Very advanced in terms of information security is Criminal Code Russian Federation (as amended on March 14, 2002). Chapter 28, Computer Information Crimes, contains three articles:

article 272. Illegal access to computer information;
article 273. Creation, use and distribution malware for computers;
article 274. Violation of the rules for the operation of storage, processing or transfer facilities computer information and information telecommunication networks.

The first deals with encroachments on confidentiality, the second - with malware, the third - with violations of accessibility and integrity, which entailed the destruction, blocking or modification of legally protected computer information. Inclusion of accessibility issues into the scope of the Criminal Code of the Russian Federation information services seems to us very timely.

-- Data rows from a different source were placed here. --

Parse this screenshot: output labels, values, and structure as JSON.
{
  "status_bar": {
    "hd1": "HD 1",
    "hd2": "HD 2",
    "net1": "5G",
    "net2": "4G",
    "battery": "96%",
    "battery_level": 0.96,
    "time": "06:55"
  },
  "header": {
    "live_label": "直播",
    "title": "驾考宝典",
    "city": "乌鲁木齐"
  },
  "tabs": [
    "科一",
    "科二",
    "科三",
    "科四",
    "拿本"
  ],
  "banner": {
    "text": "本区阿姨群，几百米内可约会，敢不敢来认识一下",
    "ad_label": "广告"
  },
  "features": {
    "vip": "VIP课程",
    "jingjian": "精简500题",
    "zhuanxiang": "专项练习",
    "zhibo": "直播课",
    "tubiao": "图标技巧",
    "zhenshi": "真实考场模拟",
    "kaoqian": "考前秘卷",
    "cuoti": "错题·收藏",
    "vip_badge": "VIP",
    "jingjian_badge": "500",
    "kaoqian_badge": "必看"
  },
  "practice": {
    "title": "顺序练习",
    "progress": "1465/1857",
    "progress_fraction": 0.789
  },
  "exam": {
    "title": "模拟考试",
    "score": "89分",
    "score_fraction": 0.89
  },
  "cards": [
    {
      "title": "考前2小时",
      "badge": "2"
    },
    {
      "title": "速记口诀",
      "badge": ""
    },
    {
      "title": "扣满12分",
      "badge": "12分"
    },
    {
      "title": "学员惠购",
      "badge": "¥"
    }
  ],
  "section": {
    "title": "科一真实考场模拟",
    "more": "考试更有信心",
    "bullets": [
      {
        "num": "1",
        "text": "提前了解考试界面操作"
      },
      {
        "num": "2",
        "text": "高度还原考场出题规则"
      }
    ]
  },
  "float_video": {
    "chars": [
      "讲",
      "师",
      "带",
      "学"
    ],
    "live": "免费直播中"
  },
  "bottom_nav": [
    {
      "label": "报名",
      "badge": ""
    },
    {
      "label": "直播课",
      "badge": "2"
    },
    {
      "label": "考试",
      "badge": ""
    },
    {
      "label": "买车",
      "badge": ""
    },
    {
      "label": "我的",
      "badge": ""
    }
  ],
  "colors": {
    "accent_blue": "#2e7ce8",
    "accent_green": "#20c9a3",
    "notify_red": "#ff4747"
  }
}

Article 138 of the Criminal Code of the Russian Federation, protecting the confidentiality of personal data, provides for punishment for violation of the secrecy of correspondence, telephone conversations, postal, telegraph or other messages. Article 183 of the Criminal Code of the Russian Federation plays a similar role for banking and commercial secrets.

The interests of the state in terms of ensuring the confidentiality of information are most fully expressed in the Law "On state secrets"(as amended on August 22, 2004). It defines the state secret as information protected by the state in the field of its military, foreign policy, economic, intelligence, counterintelligence and operational-search activities, the spread of which may damage the security of the Russian Federation. the definition of information security means is given.According to this Law, these are technical, cryptographic, software and other means designed to protect information constituting state secret ; means in which they are implemented, as well as means for monitoring the effectiveness of information protection. Let us emphasize the importance of the last part of the definition.

Law "On Information, Information Technology and Information Protection"

The law "On Information, Information Technologies and Information Protection" of July 27, 2006, No. 149-FZ (adopted by the State Duma on July 8, 2006) should be considered fundamental among Russian laws on information security. It provides basic definitions, outlines the directions in which legislation in this area should develop, regulates relations arising from:

the exercise of the right to search, receive, transfer, produce and disseminate information;
application of information technology;
ensuring the protection of information.